On 24 February 2016, she gained nationwide attentions after a speech for 10 hours and 18 minutes against the Anti-Terrorist Act, made it as the longest in South Korean history, where the former record was made by Park Han-sang (10 hours and 15 minutes).

In the 2016 election, Eun ran for the Seongnam Jungwon District. She originally intended to run for this constituency during the by-election in last year, but lost to Jung Hwan-seok at preselection. After Jung was defeated by Shin Sang-jin of Saenuri Party (then Liberty Korea Party), Eun could be selected as the candidate in this time. Nevertheless, after Jung was selected as the candidate of People's Party, Eun also lost to Shin.

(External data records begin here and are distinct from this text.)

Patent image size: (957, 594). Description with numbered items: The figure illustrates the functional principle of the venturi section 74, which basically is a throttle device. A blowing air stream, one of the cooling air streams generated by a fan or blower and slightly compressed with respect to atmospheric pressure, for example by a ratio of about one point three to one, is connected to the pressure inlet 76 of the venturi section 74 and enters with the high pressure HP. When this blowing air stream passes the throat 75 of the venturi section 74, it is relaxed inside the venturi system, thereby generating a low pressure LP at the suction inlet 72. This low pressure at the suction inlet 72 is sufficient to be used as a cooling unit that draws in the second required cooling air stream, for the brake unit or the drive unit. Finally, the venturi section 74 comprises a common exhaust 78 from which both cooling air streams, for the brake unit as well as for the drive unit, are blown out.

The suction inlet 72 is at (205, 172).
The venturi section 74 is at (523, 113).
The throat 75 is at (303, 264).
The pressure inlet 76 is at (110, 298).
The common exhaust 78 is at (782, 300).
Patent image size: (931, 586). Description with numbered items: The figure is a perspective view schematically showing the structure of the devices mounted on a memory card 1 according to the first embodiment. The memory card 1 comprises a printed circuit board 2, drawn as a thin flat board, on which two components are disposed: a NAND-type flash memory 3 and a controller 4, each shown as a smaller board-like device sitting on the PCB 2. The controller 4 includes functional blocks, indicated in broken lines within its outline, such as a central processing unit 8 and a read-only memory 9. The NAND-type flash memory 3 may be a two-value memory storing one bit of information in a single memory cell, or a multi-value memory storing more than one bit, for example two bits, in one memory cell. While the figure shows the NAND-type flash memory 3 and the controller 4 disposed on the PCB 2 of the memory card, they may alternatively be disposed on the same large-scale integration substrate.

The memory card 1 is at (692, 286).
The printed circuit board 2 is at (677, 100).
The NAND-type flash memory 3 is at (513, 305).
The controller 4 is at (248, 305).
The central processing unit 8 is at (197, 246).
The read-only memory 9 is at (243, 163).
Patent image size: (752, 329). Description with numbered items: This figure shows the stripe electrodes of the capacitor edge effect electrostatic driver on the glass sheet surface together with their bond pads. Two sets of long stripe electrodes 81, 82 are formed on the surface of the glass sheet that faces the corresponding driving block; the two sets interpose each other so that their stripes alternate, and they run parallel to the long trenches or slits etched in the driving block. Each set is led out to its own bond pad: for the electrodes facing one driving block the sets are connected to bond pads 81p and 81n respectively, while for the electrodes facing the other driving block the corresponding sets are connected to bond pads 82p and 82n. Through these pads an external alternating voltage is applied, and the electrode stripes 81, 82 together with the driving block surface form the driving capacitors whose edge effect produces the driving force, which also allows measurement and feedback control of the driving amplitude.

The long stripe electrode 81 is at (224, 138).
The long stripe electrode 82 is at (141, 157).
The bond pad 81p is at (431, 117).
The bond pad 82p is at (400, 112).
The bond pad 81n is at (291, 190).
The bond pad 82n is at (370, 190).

She subsequently accepted the result, but mentioned that she would continue her activities.

=== Mayor of Seongnam (2018-) ===
After lost in 2016, Eun served as Secretary of Women and Family in the Blue House from 2017 to 2018.

During the local elections in 2018, Eun was considered as one of the possible candidates for Seongnam mayorship. She resigned from the Blue House, and in 25 April, she was selected as the candidate of Democratic Party of Korea (DPK). She received 57.6%, and became the first woman mayor of the city. Moreover, she also became the sole woman mayor within Gyeonggi Province.

== Controversy ==
On 26 April 2018, a person revealed that he was a driver for Eun, and was paid by Komatrade, a company linked to a local gang group, called the International Mafia. This controversy was reviewed by Unanswered Questions of SBS in 21 July. It was reported that her predecessor, Lee Jae-myung, was also implicated into the case. She was sued by the prosecution on 11 December.

On 2 September 2019, Eun was fined 900,000 won for violating the Political Funds Act. Due to being fined less than 1 million won, Eun was able to maintain her mayorship. On 30 November 2021, Mayor Eun was indicted by prosecutors on charges on graft and corruption. Eun is accused of having rewarded a 450 million won streetlight replacement contract to an unidentified company in exchange for insider information during the probe into her Political Funds Act violation. The police officer who leaked the insider information is accused of having received 75 million from the company that won the contract. In addition, Eun is alleged to have helped the officer's acquittance secure a position in the municipal government. Eun was also indicted on allegations of having received gifts of cash and wine worth around 4.67 million won from an aide between October 2018 to December 2019. Eun has denied all the allegations from the prosecution.